Cependant, les inventeurs qu’excite le progrès constant de l’industrie, cherchent à lui appliquer les découvertes de la science. La fonte de l’acier est introduite à Liège en 1802. En 1810, J.-J. Dony s’ingénie à découvrir un procédé pour la fabrication du zinc, et ses efforts assureront, après sa ruine, la fortune de la société de la Vieille-Montagne.

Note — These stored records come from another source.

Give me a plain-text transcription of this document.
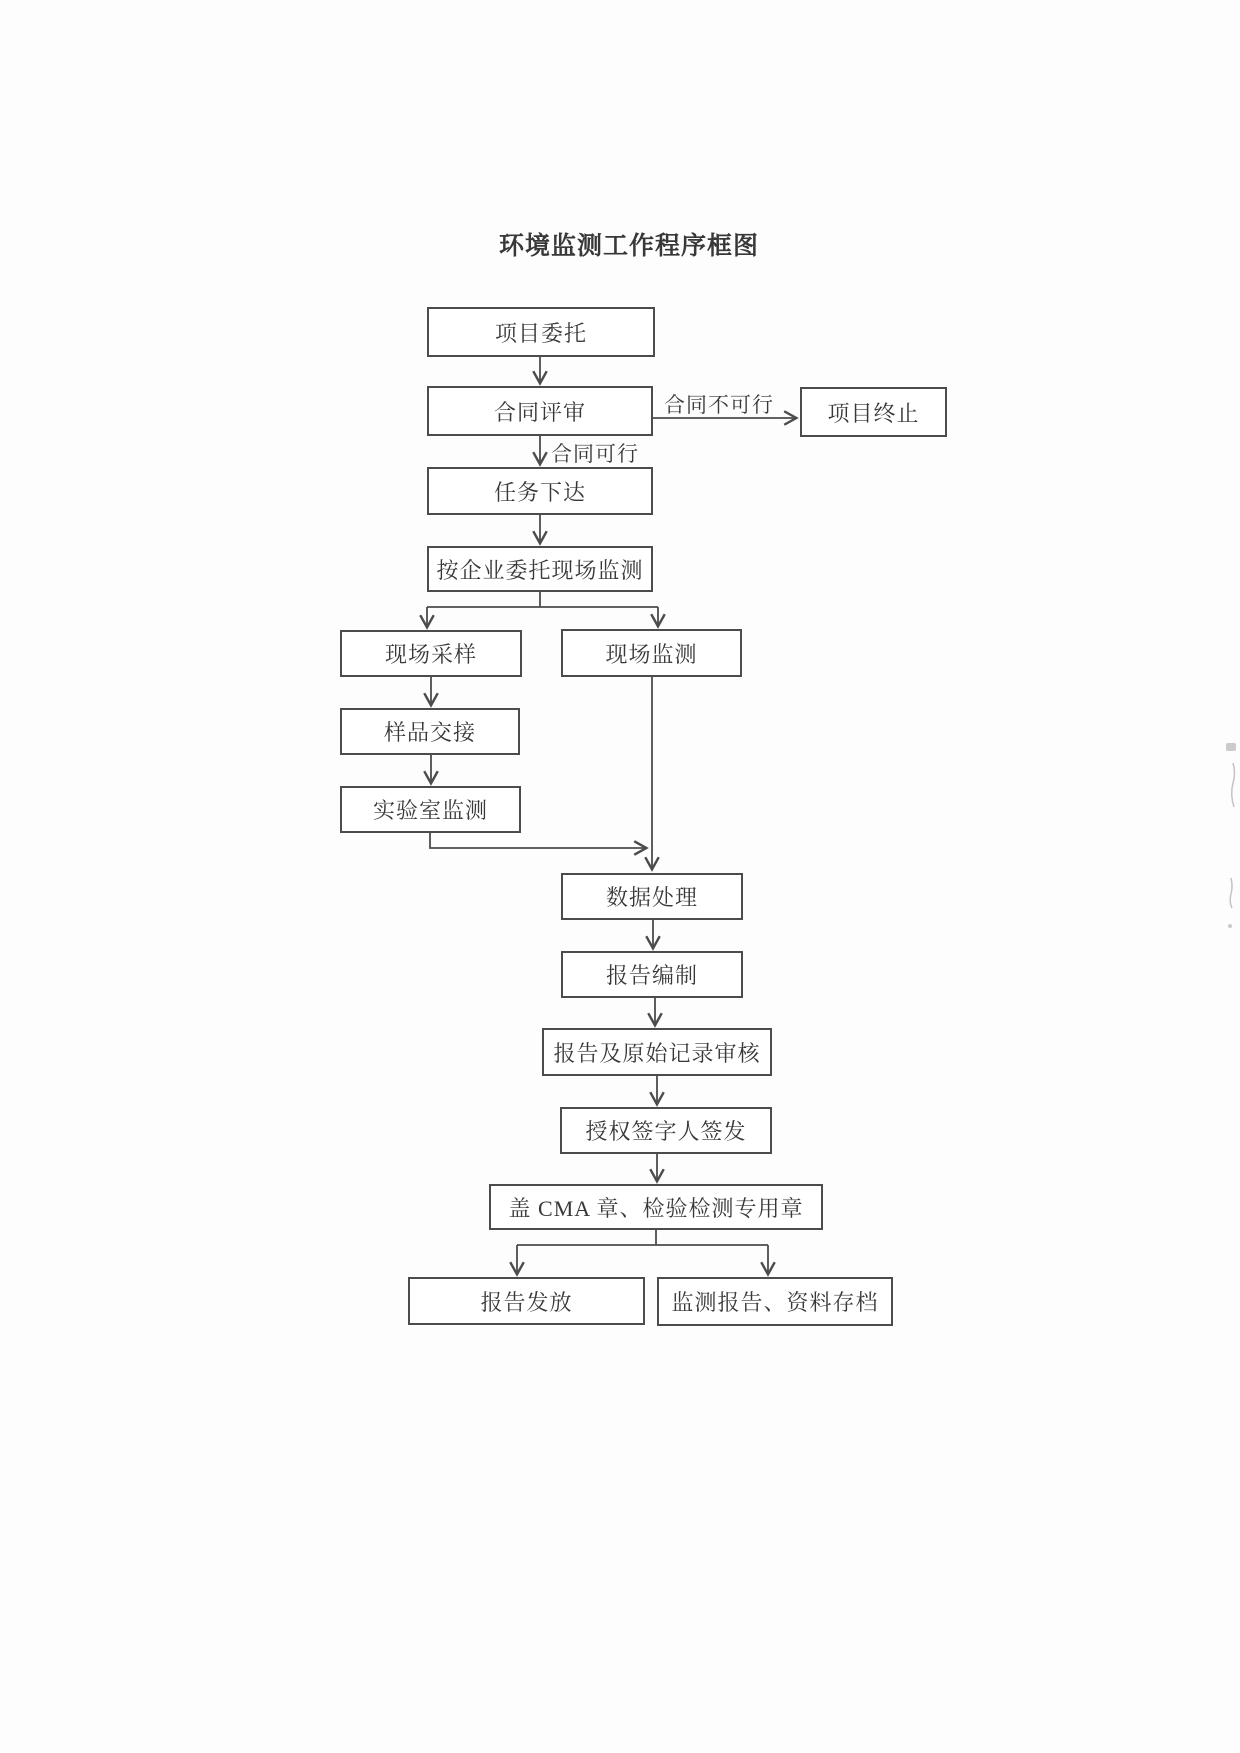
环境监测工作程序框图
项目委托
合同评审	项目终止
任务下达
按企业委托现场监测
现场采样	现场监测
样品交接
实验室监测
数据处理
报告编制
报告及原始记录审核
授权签字人签发
盖 CMA 章、检验检测专用章
报告发放	监测报告、资料存档
合同不可行
合同可行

Si le développement industriel du pays a largement profité des conditions favorables que lui offraient le nouveau régime politique, l’extension du marché, la grande production du charbon, il faut aussi reconnaître qu’il eût été impossible sans l’abondance et le bon marché de la main d’œuvre. Le capitalisme qui lui donne son essor a pour contre-partie la formation du prolétariat ouvrier. À vrai dire, le phénomène n’est pas surprenant. Il se reproduit périodiquement chaque fois que sous l’action de la liberté, l’expansion économique s’engage dans des voies nouvelles. Son élan déconcerte alors ou brise les contrôles auxquels elle s’est pliée jusque-là. L’initiative individuelle s’épanche souverainement jusqu’au jour où l’abus de la liberté qui l’a soutenue et qui est la condition de ses progrès, la soumettra de nouveau à la réglementation.

Au XIIIe siècle, les drapiers des villes flamandes, au XVIe, les hommes d’affaires de la Renaissance, au XIXe siècle enfin, les fondateurs de l’industrie moderne ont également réduit ou prétendu réduire les travailleurs à la condition de simples salariés. Jamais pourtant leurs efforts n’ont réussi aussi complètement qu’à cette dernière époque. La législation révolutionnaire, on l’a déjà dit, avait pour but d’affranchir les hommes

  1. E. Mahaim, Les débuts de l’établissement John Cockerill à Seraing. Vierteljahrschrift für Social und Wirtschaftsgeschichte, t. III. [1905], p. 627.